Why I read it: I was fortunate enough to be provided with a review copy.
What it’s about: (from Goodreads) When Margot signs on to pose as one half of a married couple for the cloning company she works for, she doesn’t expect her partner to interest her in the slightest. It’s just a job—albeit one that comes with a fake marriage. To an undeniably sexy fake husband.
Sergei is an immense stone fortress, cold and calm and—worst of all—so compelling Margot can hardly stand it. She’s supposed to be protecting and maintaining the labs, but all she can think about is unearthing the man beneath the controlled façade and wrapping herself around him.
Even if the man she uncovers is far more than she ever bargained for.
What worked for me (and what didn’t): I’m a fan of Charlotte Stein and I love her to bits on Twitter. That said, this wasn’t my favourite of her books. The first … half? of the book was very internally focused on Margot. In fact, it was so focused on her/in her head, I was only sure of her name because of the blurb. The book is told from her deep first person POV and it isn’t until the second half of the story that there is much dialogue (not that there is a lot because Sergei isn’t a big talker) or much emotion (there is much more of this in the second half and this was the part of the story which shone to me and which I liked best).
It is a sci-fi book but the world building is thin. I *think* that was a deliberate stylistic choice* but unfortunately it didn’t work for me and the way my brain works. We know that Margot and Sergei are in a fake marriage and their task is to protect the clones growing in the lab below their house and transport them (via some kind of underground railway?) to the company. I gathered the clones are used as a kind of slave labour. I didn’t exactly understand why Margot and Sergei had to be married. (Why the fake relationship? Who was scrutinising them? Was cloning not an acceptable public practice in this world? Did people not know? If so, how did the company get away with that – don’t most of the clones look the same?) The first half of the story felt a little to me like that movie Cube. People wake up and they’re in a white cube and they don’t know what’s going on. In some respects, I felt that the beginning of book was a white cube. There were no hooks for me to hang things on, no windows into the world I was in. I spent a lot of the first half mentally scrabbling around for “handholds”. There was an atmosphere of claustrophobia, almost suffocating at times which was very well done even if I found it somewhat uncomfortable. Even so, my favourite line in the book was in Chapter one:
He was just to the left-hand side of good-looking, and apparently the left-hand side was where her desire lived.
In the second half of the story, it’s not so much that the world building expanded – because it didn’t really.

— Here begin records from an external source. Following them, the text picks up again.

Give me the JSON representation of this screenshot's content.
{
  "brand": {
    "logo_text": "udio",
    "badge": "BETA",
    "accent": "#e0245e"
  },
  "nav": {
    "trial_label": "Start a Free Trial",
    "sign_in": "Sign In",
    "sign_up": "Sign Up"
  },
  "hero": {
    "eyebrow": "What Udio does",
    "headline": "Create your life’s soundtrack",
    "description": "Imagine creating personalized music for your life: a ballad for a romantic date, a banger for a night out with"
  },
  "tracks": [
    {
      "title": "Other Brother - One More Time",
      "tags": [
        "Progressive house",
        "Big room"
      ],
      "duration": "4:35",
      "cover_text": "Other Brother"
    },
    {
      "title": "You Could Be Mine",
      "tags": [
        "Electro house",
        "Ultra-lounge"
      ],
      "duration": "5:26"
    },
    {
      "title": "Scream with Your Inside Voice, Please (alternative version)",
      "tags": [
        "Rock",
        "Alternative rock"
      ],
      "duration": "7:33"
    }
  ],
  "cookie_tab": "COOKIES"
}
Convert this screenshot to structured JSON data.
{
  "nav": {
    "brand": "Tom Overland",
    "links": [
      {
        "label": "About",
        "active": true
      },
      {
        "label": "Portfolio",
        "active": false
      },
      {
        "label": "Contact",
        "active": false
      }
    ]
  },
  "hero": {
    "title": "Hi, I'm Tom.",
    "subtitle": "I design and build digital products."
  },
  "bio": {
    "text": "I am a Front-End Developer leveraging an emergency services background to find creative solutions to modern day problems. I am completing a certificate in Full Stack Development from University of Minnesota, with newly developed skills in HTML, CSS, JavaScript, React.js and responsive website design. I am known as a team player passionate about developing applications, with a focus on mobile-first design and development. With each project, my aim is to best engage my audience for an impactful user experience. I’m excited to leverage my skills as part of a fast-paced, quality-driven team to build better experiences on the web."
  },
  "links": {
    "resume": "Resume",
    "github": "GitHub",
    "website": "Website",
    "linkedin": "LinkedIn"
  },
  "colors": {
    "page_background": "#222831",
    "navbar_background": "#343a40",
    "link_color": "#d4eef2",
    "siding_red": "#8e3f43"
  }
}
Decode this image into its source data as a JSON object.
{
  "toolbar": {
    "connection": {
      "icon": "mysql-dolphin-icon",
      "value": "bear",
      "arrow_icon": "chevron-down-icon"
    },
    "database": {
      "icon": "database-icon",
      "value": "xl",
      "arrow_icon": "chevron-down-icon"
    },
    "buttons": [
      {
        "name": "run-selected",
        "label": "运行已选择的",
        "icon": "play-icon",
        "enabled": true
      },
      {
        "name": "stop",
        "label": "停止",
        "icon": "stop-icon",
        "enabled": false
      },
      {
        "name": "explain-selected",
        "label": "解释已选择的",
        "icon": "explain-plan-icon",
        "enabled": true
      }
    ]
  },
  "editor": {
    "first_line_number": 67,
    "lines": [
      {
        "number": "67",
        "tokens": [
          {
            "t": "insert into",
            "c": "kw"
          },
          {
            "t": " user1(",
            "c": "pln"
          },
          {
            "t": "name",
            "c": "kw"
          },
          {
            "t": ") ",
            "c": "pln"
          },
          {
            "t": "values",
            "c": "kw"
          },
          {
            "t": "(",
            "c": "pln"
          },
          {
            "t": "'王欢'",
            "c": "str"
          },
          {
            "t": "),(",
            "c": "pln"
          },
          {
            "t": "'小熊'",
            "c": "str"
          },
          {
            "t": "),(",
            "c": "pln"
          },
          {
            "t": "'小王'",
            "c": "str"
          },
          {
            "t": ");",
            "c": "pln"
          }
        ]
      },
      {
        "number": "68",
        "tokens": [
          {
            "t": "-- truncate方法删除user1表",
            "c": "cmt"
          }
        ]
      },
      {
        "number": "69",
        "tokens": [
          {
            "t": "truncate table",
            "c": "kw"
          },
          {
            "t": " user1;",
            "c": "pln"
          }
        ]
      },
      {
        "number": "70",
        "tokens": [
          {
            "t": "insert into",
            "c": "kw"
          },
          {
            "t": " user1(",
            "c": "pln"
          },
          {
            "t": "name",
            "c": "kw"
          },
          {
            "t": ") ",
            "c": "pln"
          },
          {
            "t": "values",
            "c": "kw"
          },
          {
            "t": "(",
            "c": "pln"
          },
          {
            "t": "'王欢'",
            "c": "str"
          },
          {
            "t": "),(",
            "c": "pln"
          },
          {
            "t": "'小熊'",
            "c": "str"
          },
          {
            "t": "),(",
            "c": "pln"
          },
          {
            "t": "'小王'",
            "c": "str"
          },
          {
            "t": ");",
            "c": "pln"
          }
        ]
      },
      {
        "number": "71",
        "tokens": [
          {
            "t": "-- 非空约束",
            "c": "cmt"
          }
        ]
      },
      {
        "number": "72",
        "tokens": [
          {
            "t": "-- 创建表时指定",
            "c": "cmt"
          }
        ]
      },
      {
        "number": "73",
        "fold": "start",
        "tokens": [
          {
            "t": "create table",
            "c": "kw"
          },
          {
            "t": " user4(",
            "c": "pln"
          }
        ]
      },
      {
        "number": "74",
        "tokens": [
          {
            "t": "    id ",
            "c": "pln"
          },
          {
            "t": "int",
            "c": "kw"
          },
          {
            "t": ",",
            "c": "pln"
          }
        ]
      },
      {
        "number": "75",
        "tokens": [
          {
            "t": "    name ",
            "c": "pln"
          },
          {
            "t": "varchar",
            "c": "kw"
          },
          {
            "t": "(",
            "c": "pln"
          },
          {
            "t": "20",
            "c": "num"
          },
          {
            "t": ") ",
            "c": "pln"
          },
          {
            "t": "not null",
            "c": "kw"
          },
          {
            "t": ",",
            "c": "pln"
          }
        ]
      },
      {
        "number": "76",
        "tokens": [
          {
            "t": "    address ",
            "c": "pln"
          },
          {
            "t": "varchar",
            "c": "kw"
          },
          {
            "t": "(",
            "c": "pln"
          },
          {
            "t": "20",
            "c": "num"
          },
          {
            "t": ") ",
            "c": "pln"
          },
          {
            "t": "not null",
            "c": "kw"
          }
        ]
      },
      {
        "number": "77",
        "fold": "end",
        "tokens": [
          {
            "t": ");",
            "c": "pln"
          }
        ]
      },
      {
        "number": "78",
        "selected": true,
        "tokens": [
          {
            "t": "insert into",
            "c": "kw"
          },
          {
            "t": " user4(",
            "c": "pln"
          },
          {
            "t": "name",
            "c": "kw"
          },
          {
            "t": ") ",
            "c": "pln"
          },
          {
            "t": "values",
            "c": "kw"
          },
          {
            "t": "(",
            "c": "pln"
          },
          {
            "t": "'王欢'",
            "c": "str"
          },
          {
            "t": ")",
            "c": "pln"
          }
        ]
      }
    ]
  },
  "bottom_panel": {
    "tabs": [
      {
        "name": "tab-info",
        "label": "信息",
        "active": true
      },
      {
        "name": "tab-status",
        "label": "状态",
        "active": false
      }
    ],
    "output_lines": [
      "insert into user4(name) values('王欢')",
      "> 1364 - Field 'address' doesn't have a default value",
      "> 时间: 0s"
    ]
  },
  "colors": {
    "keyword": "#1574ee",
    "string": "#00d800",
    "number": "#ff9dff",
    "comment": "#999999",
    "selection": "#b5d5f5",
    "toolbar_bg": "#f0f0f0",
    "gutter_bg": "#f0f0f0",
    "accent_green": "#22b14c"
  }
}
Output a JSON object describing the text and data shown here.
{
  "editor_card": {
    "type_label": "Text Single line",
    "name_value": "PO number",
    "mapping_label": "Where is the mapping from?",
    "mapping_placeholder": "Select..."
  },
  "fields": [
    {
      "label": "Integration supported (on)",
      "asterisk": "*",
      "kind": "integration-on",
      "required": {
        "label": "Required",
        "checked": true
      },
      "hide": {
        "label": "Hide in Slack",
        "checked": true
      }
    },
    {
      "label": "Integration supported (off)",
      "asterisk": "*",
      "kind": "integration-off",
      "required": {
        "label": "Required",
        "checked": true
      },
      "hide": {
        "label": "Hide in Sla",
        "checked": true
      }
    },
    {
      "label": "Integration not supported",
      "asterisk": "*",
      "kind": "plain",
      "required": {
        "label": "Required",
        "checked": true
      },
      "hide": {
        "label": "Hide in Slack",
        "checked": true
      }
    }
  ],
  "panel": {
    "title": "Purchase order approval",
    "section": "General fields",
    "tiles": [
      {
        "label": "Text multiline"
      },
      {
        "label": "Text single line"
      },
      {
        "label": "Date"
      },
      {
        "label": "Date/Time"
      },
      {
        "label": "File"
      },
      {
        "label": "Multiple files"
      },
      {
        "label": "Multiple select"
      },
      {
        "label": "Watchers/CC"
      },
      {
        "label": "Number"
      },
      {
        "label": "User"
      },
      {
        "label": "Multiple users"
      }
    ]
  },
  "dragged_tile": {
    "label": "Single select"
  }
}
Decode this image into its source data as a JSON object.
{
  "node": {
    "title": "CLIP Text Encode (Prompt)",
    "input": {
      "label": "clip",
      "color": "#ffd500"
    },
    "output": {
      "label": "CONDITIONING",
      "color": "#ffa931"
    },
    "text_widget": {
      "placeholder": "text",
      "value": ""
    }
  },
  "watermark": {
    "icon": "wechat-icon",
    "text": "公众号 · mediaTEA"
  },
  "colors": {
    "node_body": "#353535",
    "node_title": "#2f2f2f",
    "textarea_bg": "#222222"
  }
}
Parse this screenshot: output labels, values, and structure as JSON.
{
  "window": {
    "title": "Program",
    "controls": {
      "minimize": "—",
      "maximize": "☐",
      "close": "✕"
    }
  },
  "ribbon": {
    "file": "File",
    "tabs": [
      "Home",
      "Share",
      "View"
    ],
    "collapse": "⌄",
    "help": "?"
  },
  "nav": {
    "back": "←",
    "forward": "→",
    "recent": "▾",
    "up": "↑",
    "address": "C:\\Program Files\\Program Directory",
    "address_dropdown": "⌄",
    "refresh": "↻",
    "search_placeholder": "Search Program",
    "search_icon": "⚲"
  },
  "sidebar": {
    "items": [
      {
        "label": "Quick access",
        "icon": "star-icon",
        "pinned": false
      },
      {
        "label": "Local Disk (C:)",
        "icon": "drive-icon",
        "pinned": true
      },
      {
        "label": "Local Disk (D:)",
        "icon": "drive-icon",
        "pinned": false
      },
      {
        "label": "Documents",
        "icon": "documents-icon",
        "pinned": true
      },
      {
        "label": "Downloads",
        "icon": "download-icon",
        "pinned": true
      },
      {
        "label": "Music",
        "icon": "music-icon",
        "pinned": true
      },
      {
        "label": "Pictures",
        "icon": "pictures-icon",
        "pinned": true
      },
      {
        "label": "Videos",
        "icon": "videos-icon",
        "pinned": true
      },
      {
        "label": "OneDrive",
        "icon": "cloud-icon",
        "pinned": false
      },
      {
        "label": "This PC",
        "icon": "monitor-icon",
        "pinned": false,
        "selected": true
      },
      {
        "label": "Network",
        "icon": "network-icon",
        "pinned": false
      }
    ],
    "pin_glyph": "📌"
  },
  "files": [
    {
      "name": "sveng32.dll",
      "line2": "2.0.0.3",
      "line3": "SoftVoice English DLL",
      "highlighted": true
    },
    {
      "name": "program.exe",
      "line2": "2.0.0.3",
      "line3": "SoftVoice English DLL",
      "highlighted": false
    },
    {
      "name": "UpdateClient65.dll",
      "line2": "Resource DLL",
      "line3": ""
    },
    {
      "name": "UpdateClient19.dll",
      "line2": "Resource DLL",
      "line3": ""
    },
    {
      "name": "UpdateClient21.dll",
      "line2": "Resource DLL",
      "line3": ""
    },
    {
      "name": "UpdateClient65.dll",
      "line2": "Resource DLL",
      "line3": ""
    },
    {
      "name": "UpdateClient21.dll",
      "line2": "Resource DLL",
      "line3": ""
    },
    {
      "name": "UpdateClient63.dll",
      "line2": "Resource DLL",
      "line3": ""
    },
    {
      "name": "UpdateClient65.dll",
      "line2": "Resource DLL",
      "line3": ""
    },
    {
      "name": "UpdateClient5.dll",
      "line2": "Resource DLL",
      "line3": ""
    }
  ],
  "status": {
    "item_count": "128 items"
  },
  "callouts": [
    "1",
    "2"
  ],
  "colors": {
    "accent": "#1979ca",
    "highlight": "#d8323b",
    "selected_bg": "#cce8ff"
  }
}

But I liked it better because Sergei and Margot started to have a relationship and I found that compelling and engaging. The sex scenes (as usual) were very hot and told me a lot more about Sergei than I had heretofore known.
I had some worldbuilding questions about the ending and exactly who threatened their lab (I wasn’t clear on that) and what would happen afterwards. By the end, I was very curious about the world contained in Almost Real and I wouldn’t mind spending more time in it and exploring it a bit more.
Margot’s heroics at the end of the story were majorly kickass and I could see the action playing out on the mental screen in my mind. Even though I felt the “world” was a bit thin, I had no problem picturing the lab and the elevator and the office area and the carnage. That part especially felt quite movie-like to me.
What else? *I say deliberate stylistic choice because that is what it felt like – stylised. I’ve read other books by this author and this was a departure in style and tone in many ways. It was kind of… like the movie Moon – where, for the first part I was also a bit in the dark (it also had that same, slightly claustrophobic, close, feel to it). I think it says something about me and the way I read and take in information that the beginning of Almost Real didn’t quite work for me. Just because the style didn’t work for me doesn’t mean it won’t be a ripper for other readers. I’m not a big fan of ambiguity and this is, I think a book, where the reader has to use their imagination more than usual.(Which probably says something about my imagination).
For me, it’s a C+ but I’m really not sure you should take my word for it.